After coming up with batteries and related accessories for naval submarines, including nuclear and Scorpene-class U-boats in the last fiscal year, Exide Industries is in the process of developing a new range of batteries for next-generation submarines which can compete globally and help the battery maker increase its global market reach.
In its 2019 Annual Report, the company stated, “We are developing a new range of batteries for next-gen submarines, competing with international peers, to widen our industry footprint. We continue to focus on catering to the indigenous class of submarines, along with German, Russian and French classes”.
It is also developing indigenous Type-IV class submarine batteries and inter-cell connectors, the first set of which has passed all harbour trials after installation on board.
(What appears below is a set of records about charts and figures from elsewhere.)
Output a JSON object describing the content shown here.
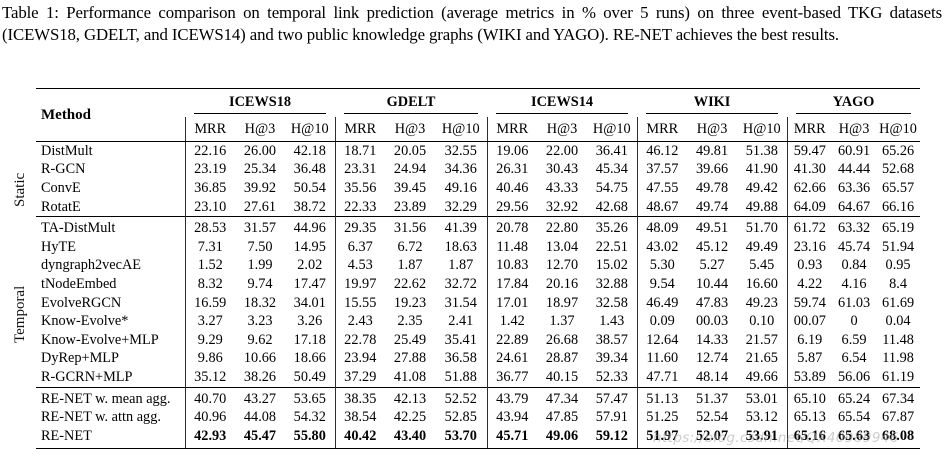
{
  "caption": "Table 1: Performance comparison on temporal link prediction (average metrics in % over 5 runs) on three event-based TKG datasets (ICEWS18, GDELT, and ICEWS14) and two public knowledge graphs (WIKI and YAGO). RE-NET achieves the best results.",
  "watermark": "https://blog.csdn.net/QX40989946",
  "table": {
    "method_header": "Method",
    "groups": [
      "ICEWS18",
      "GDELT",
      "ICEWS14",
      "WIKI",
      "YAGO"
    ],
    "metrics": [
      "MRR",
      "H@3",
      "H@10"
    ],
    "row_groups": [
      {
        "label": "Static",
        "rows": [
          {
            "method": "DistMult",
            "bold": false,
            "values": [
              "22.16",
              "26.00",
              "42.18",
              "18.71",
              "20.05",
              "32.55",
              "19.06",
              "22.00",
              "36.41",
              "46.12",
              "49.81",
              "51.38",
              "59.47",
              "60.91",
              "65.26"
            ]
          },
          {
            "method": "R-GCN",
            "bold": false,
            "values": [
              "23.19",
              "25.34",
              "36.48",
              "23.31",
              "24.94",
              "34.36",
              "26.31",
              "30.43",
              "45.34",
              "37.57",
              "39.66",
              "41.90",
              "41.30",
              "44.44",
              "52.68"
            ]
          },
          {
            "method": "ConvE",
            "bold": false,
            "values": [
              "36.85",
              "39.92",
              "50.54",
              "35.56",
              "39.45",
              "49.16",
              "40.46",
              "43.33",
              "54.75",
              "47.55",
              "49.78",
              "49.42",
              "62.66",
              "63.36",
              "65.57"
            ]
          },
          {
            "method": "RotatE",
            "bold": false,
            "values": [
              "23.10",
              "27.61",
              "38.72",
              "22.33",
              "23.89",
              "32.29",
              "29.56",
              "32.92",
              "42.68",
              "48.67",
              "49.74",
              "49.88",
              "64.09",
              "64.67",
              "66.16"
            ]
          }
        ]
      },
      {
        "label": "Temporal",
        "rows": [
          {
            "method": "TA-DistMult",
            "bold": false,
            "values": [
              "28.53",
              "31.57",
              "44.96",
              "29.35",
              "31.56",
              "41.39",
              "20.78",
              "22.80",
              "35.26",
              "48.09",
              "49.51",
              "51.70",
              "61.72",
              "63.32",
              "65.19"
            ]
          },
          {
            "method": "HyTE",
            "bold": false,
            "values": [
              "7.31",
              "7.50",
              "14.95",
              "6.37",
              "6.72",
              "18.63",
              "11.48",
              "13.04",
              "22.51",
              "43.02",
              "45.12",
              "49.49",
              "23.16",
              "45.74",
              "51.94"
            ]
          },
          {
            "method": "dyngraph2vecAE",
            "bold": false,
            "values": [
              "1.52",
              "1.99",
              "2.02",
              "4.53",
              "1.87",
              "1.87",
              "10.83",
              "12.70",
              "15.02",
              "5.30",
              "5.27",
              "5.45",
              "0.93",
              "0.84",
              "0.95"
            ]
          },
          {
            "method": "tNodeEmbed",
            "bold": false,
            "values": [
              "8.32",
              "9.74",
              "17.47",
              "19.97",
              "22.62",
              "32.72",
              "17.84",
              "20.16",
              "32.88",
              "9.54",
              "10.44",
              "16.60",
              "4.22",
              "4.16",
              "8.4"
            ]
          },
          {
            "method": "EvolveRGCN",
            "bold": false,
            "values": [
              "16.59",
              "18.32",
              "34.01",
              "15.55",
              "19.23",
              "31.54",
              "17.01",
              "18.97",
              "32.58",
              "46.49",
              "47.83",
              "49.23",
              "59.74",
              "61.03",
              "61.69"
            ]
          },
          {
            "method": "Know-Evolve*",
            "bold": false,
            "values": [
              "3.27",
              "3.23",
              "3.26",
              "2.43",
              "2.35",
              "2.41",
              "1.42",
              "1.37",
              "1.43",
              "0.09",
              "00.03",
              "0.10",
              "00.07",
              "0",
              "0.04"
            ]
          },
          {
            "method": "Know-Evolve+MLP",
            "bold": false,
            "values": [
              "9.29",
              "9.62",
              "17.18",
              "22.78",
              "25.49",
              "35.41",
              "22.89",
              "26.68",
              "38.57",
              "12.64",
              "14.33",
              "21.57",
              "6.19",
              "6.59",
              "11.48"
            ]
          },
          {
            "method": "DyRep+MLP",
            "bold": false,
            "values": [
              "9.86",
              "10.66",
              "18.66",
              "23.94",
              "27.88",
              "36.58",
              "24.61",
              "28.87",
              "39.34",
              "11.60",
              "12.74",
              "21.65",
              "5.87",
              "6.54",
              "11.98"
            ]
          },
          {
            "method": "R-GCRN+MLP",
            "bold": false,
            "values": [
              "35.12",
              "38.26",
              "50.49",
              "37.29",
              "41.08",
              "51.88",
              "36.77",
              "40.15",
              "52.33",
              "47.71",
              "48.14",
              "49.66",
              "53.89",
              "56.06",
              "61.19"
            ]
          }
        ]
      },
      {
        "label": "",
        "rows": [
          {
            "method": "RE-NET w. mean agg.",
            "bold": false,
            "values": [
              "40.70",
              "43.27",
              "53.65",
              "38.35",
              "42.13",
              "52.52",
              "43.79",
              "47.34",
              "57.47",
              "51.13",
              "51.37",
              "53.01",
              "65.10",
              "65.24",
              "67.34"
            ]
          },
          {
            "method": "RE-NET w. attn agg.",
            "bold": false,
            "values": [
              "40.96",
              "44.08",
              "54.32",
              "38.54",
              "42.25",
              "52.85",
              "43.94",
              "47.85",
              "57.91",
              "51.25",
              "52.54",
              "53.12",
              "65.13",
              "65.54",
              "67.87"
            ]
          },
          {
            "method": "RE-NET",
            "bold": true,
            "values": [
              "42.93",
              "45.47",
              "55.80",
              "40.42",
              "43.40",
              "53.70",
              "45.71",
              "49.06",
              "59.12",
              "51.97",
              "52.07",
              "53.91",
              "65.16",
              "65.63",
              "68.08"
            ]
          }
        ]
      }
    ]
  }
}
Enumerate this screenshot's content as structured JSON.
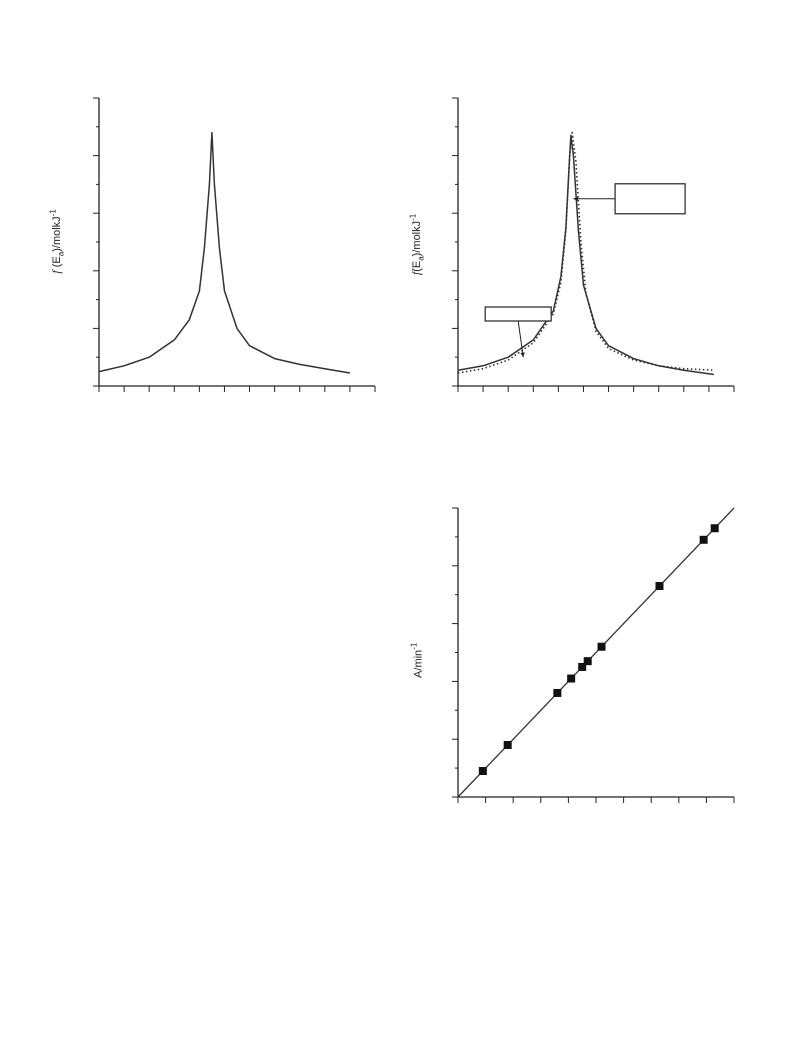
{
  "chart_data": [
    {
      "type": "line",
      "ylabel_italic": "f",
      "ylabel_open": " (E",
      "ylabel_sub": "a",
      "ylabel_close": ")/molkJ",
      "ylabel_sup": "-1",
      "xlim": [
        0,
        11
      ],
      "ylim": [
        0,
        10
      ],
      "x_ticks": 11,
      "y_ticks": 10,
      "series": [
        {
          "style": "solid",
          "x": [
            0,
            1,
            2,
            3,
            3.6,
            4,
            4.2,
            4.4,
            4.5,
            4.6,
            4.8,
            5,
            5.5,
            6,
            7,
            8,
            9,
            10
          ],
          "y": [
            0.5,
            0.7,
            1.0,
            1.6,
            2.3,
            3.3,
            4.8,
            7.0,
            8.8,
            7.0,
            4.8,
            3.3,
            2.0,
            1.4,
            0.95,
            0.75,
            0.6,
            0.45
          ]
        }
      ]
    },
    {
      "type": "line",
      "ylabel_italic": "f",
      "ylabel_open": "(E",
      "ylabel_sub": "a",
      "ylabel_close": ")/molkJ",
      "ylabel_sup": "-1",
      "xlim": [
        0,
        11
      ],
      "ylim": [
        0,
        10
      ],
      "x_ticks": 11,
      "y_ticks": 10,
      "series": [
        {
          "style": "solid",
          "x": [
            0,
            1,
            2,
            3,
            3.8,
            4.1,
            4.3,
            4.45,
            4.5,
            4.6,
            4.8,
            5,
            5.5,
            6,
            7,
            8,
            9,
            10.2
          ],
          "y": [
            0.55,
            0.7,
            1.0,
            1.6,
            2.6,
            3.8,
            5.5,
            8.0,
            8.7,
            8.0,
            5.4,
            3.5,
            2.0,
            1.4,
            0.95,
            0.7,
            0.55,
            0.4
          ]
        },
        {
          "style": "dotted",
          "x": [
            0,
            1,
            2,
            3,
            3.8,
            4.1,
            4.3,
            4.45,
            4.55,
            4.7,
            4.9,
            5.1,
            5.5,
            6,
            7,
            8,
            9,
            10.2
          ],
          "y": [
            0.45,
            0.6,
            0.9,
            1.5,
            2.5,
            3.6,
            5.4,
            8.0,
            8.8,
            7.8,
            5.0,
            3.2,
            1.9,
            1.3,
            0.9,
            0.7,
            0.6,
            0.55
          ]
        }
      ],
      "annotations": [
        {
          "text": "",
          "points_to": [
            4.6,
            6.5
          ],
          "label_at": [
            6.5,
            6.5
          ]
        },
        {
          "text": "",
          "points_to": [
            2.6,
            1.0
          ],
          "label_at": [
            2.0,
            2.5
          ]
        }
      ]
    },
    {
      "type": "scatter",
      "ylabel_open": "A/min",
      "ylabel_sup": "-1",
      "xlim": [
        0,
        10
      ],
      "ylim": [
        0,
        10
      ],
      "x_ticks": 10,
      "y_ticks": 10,
      "trendline": {
        "x": [
          0,
          10
        ],
        "y": [
          0,
          10
        ]
      },
      "points": {
        "x": [
          0.9,
          1.8,
          3.6,
          4.1,
          4.5,
          4.7,
          5.2,
          7.3,
          8.9,
          9.3
        ],
        "y": [
          0.9,
          1.8,
          3.6,
          4.1,
          4.5,
          4.7,
          5.2,
          7.3,
          8.9,
          9.3
        ]
      }
    }
  ]
}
Currently, Exide has the capability to manufacture batteries for Class I, II and III submarines only.
The company is chasing a repeat order of batteries for nuclear submarines from the Indian Navy and is also working on furthering its export.
“A repeat order for two sets of Type-II submarine batteries for the Indian Navy along with an export order for a set of Type-I submarine batteries is also being pursued,” the company’s 2019 annual report stated.
Type-II (ATV) batteries are used in nuclear submarines, while Type-I are used in Kilo-class submarines.
Last fiscal year, Exide exported two sets of new-design submarine batteries along with all accessories and spares to the Vietnam Navy, after obtaining the necessary export permission from the Indian government, in a development that marked its entry into the global U-boat battery market.
Exide said the first set of such batteries has passed sea trials and the second set is due for commissioning soon.
Last year, it had also secured a maiden order to make and export one set of batteries for a mini-submarine, which is expected to be supplied during the current financial year.
Exide is among the very few specialised firms that can make high-end batteries for a wide range of submarines such as the Russian Kilo, 636, Romeo and Foxtrot class, German 209 class, French Scorpene class and indigenous nuclear submarines.
Some of these batteries have a 20,000 Ah capacity. Its batteries used in Russian-origin submarines are also certified by that country's design agency, Rubin Design Bureau, as being compliant with their norms.